Para além de uma história que tem uma boa ideia de partida, o facto de o miúdo saber as respostas no concurso porque todas elas estão ligadas a algum pormenor da sua vida, o que é facto é que todo o seu desenvolvimento é previsível, vamos acompanhando o desenrolar da acção à espera da próxima pergunta e muitas vezes sentimos que as histórias construídas à volta das respostas são forçadas - se a primeira do cantor é engraçada (embora seja escusado o episódio do miúdo cair dentro da latrina antes de ir pedir o autógrafo), as outras são forçadíssimas.

Se o filme pode alertar para a pobreza em que vivem milhões de pessoas em bairros de lata gigantescos na Índia, também é verdade que nos pode alienar da mesma maneira.

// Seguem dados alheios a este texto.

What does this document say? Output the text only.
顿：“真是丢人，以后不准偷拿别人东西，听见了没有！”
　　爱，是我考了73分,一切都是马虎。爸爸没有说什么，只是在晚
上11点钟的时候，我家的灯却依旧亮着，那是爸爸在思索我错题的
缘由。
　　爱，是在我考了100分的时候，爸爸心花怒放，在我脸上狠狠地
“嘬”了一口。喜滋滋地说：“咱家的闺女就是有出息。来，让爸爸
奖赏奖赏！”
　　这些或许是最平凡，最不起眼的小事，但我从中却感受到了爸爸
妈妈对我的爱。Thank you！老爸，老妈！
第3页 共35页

O filme quer conjugar uma história cor-de-rosa com um pano de fundo de miséria. Mas o pior é que esse pano de fundo é vampirizado por uma história incongruente e inconsequente que no fim não leva a lado nenhum. O miúdo nem sequer vai ao concurso para ganhar dinheiro, como seria previsível e compreensível, não, vai para procurar o amor da sua vida e por acaso fica bilionário. Já para não falar na última pergunta que fecha o ciclo da história, de modo esperto, e à qual nenhuma das personagens sabe responder. E no final "it is written". É demais! Pus-me a pensar no que é que o filme quer dizer e cheguei à triste conclusão que para além do óbvio retrato abimbalhado e pequeno-burguês de uma sociedade superpopulada e injusta não há mais nada.

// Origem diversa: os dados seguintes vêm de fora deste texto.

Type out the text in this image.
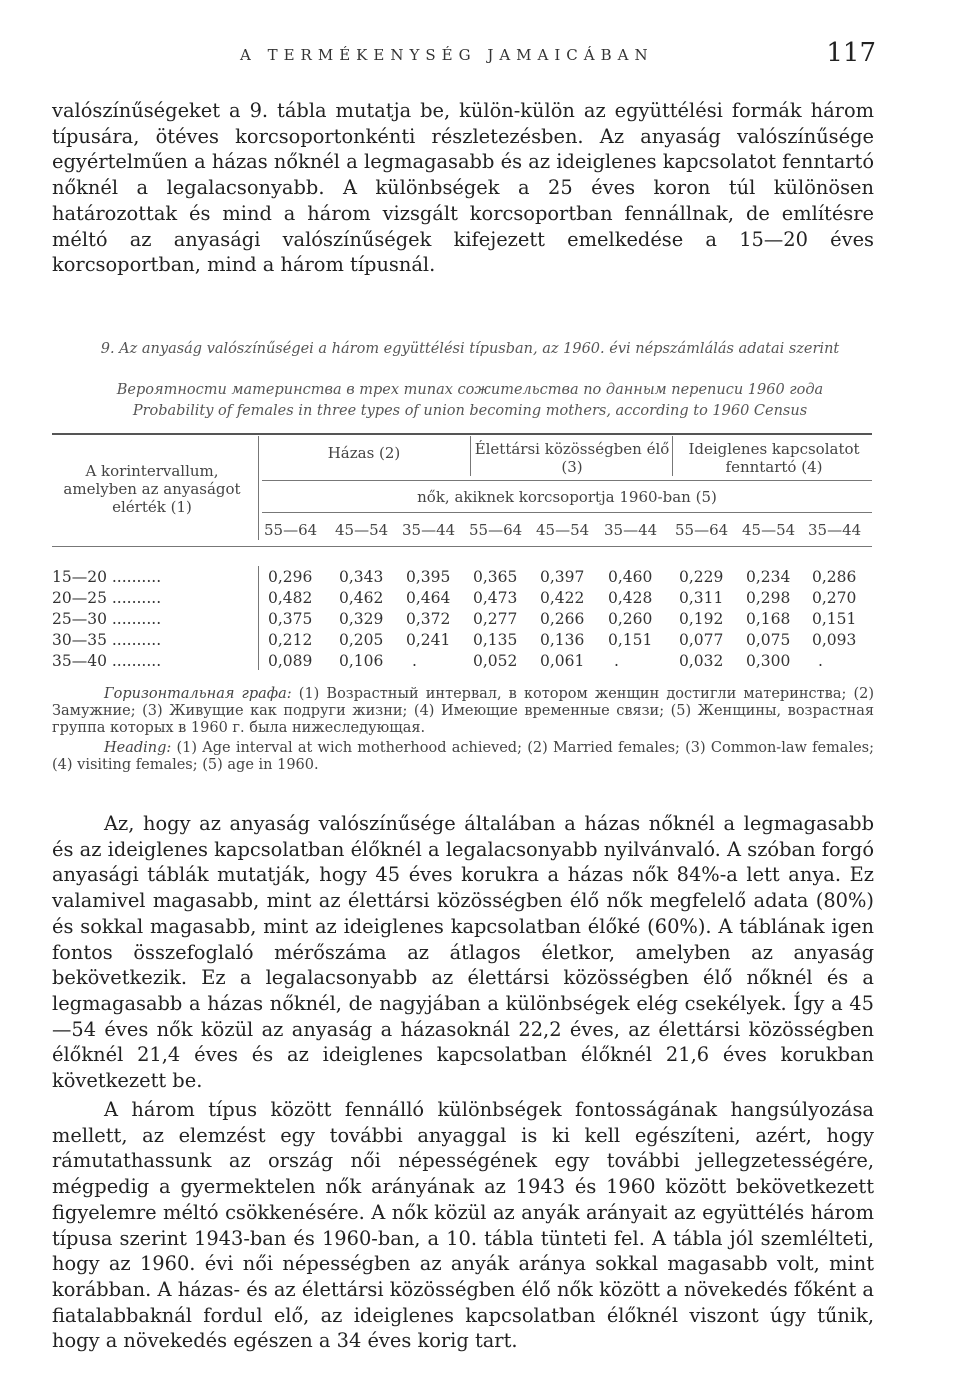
A TERMÉKENYSÉG JAMAICÁBAN	117

valószínűségeket a 9. tábla mutatja be, külön-külön az együttélési formák három típusára, ötéves korcsoportonkénti részletezésben. Az anyaság valószínűsége egyértelműen a házas nőknél a legmagasabb és az ideiglenes kapcsolatot fenntartó nőknél a legalacsonyabb. A különbségek a 25 éves koron túl különösen határozottak és mind a három vizsgált korcsoportban fennállnak, de említésre méltó az anyasági valószínűségek kifejezett emelkedése a 15—20 éves korcsoportban, mind a három típusnál.

9. Az anyaság valószínűségei a három együttélési típusban, az 1960. évi népszámlálás adatai szerint
Вероятности материнства в трех типах сожительства по данным переписи 1960 года
Probability of females in three types of union becoming mothers, according to 1960 Census
A korintervallum, amelyben az anyaságot elérték (1)
Házas (2)	Élettársi közösségben élő (3)
Ideiglenes kapcsolatot fenntartó (4)
nők, akiknek korcsoportja 1960-ban (5)
55—64 45—54 35—44 55—64 45—54 35—44 55—64 45—54 35—44
15—20 ..........	0,296 0,343 0,395 0,365 0,397 0,460 0,229 0,234 0,286
20—25 ..........	0,482 0,462 0,464 0,473 0,422 0,428 0,311 0,298 0,270
25—30 ..........	0,375 0,329 0,372 0,277 0,266 0,260 0,192 0,168 0,151
30—35 ..........	0,212 0,205 0,241 0,135 0,136 0,151 0,077 0,075 0,093
35—40 ..........	0,089 0,106 .	0,052 0,061 .	0,032 0,300 .
Горизонтальная графа: (1) Возрастный интервал, в котором женщин достигли материнства; (2) Замужние; (3) Живущие как подруги жизни; (4) Имеющие временные связи; (5) Женщины, возрастная группа которых в 1960 г. была нижеследующая.
Heading: (1) Age interval at wich motherhood achieved; (2) Married females; (3) Common-law females; (4) visiting females; (5) age in 1960.

Az, hogy az anyaság valószínűsége általában a házas nőknél a legmagasabb és az ideiglenes kapcsolatban élőknél a legalacsonyabb nyilvánvaló. A szóban forgó anyasági táblák mutatják, hogy 45 éves korukra a házas nők 84%-a lett anya. Ez valamivel magasabb, mint az élettársi közösségben élő nők megfelelő adata (80%) és sokkal magasabb, mint az ideiglenes kapcsolatban élőké (60%). A táblának igen fontos összefoglaló mérőszáma az átlagos életkor, amelyben az anyaság bekövetkezik. Ez a legalacsonyabb az élettársi közösségben élő nőknél és a legmagasabb a házas nőknél, de nagyjában a különbségek elég csekélyek. Így a 45—54 éves nők közül az anyaság a házasoknál 22,2 éves, az élettársi közösségben élőknél 21,4 éves és az ideiglenes kapcsolatban élőknél 21,6 éves korukban következett be.

A három típus között fennálló különbségek fontosságának hangsúlyozása mellett, az elemzést egy további anyaggal is ki kell egészíteni, azért, hogy rámutathassunk az ország női népességének egy további jellegzetességére, mégpedig a gyermektelen nők arányának az 1943 és 1960 között bekövetkezett figyelemre méltó csökkenésére. A nők közül az anyák arányait az együttélés három típusa szerint 1943-ban és 1960-ban, a 10. tábla tünteti fel. A tábla jól szemlélteti, hogy az 1960. évi női népességben az anyák aránya sokkal magasabb volt, mint korábban. A házas- és az élettársi közösségben élő nők között a növekedés főként a fiatalabbaknál fordul elő, az ideiglenes kapcsolatban élőknél viszont úgy tűnik, hogy a növekedés egészen a 34 éves korig tart.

Não consigo deixar de pensar na maldade barata e caricatural do chefe do bando que acaba com a miúda, ele é mesmo mau!, não consigo deixar de pensar no irmão do protagonista que é, à vez, mau (desvirgina o amor da vida do irmão) e bom (mata os maus!) para o irmão, conforme convém à história, e, como se isso não fosse bastante, morre no final para sentirmos que o protagonista não voltará à mesma dissoluta vida com o irmão e viverá para sempre com o seu amor. Não posso deixar de pensar no mau da fita, aquele homem que parecendo que os salva das ruas os leva para lhes tirar os olhos. (É claro que os dois se irão safar mais tarde dele e envolver-se em mais uma das perseguições que inteligentemente nos deixam sempre ver os antros sujos onde a acção é passada, etc.)

As chico-espertezas do mesmo género pululam no filme. É um bom mau exemplo daquilo que Hollywood nos pode proporcionar. Venha o próximo.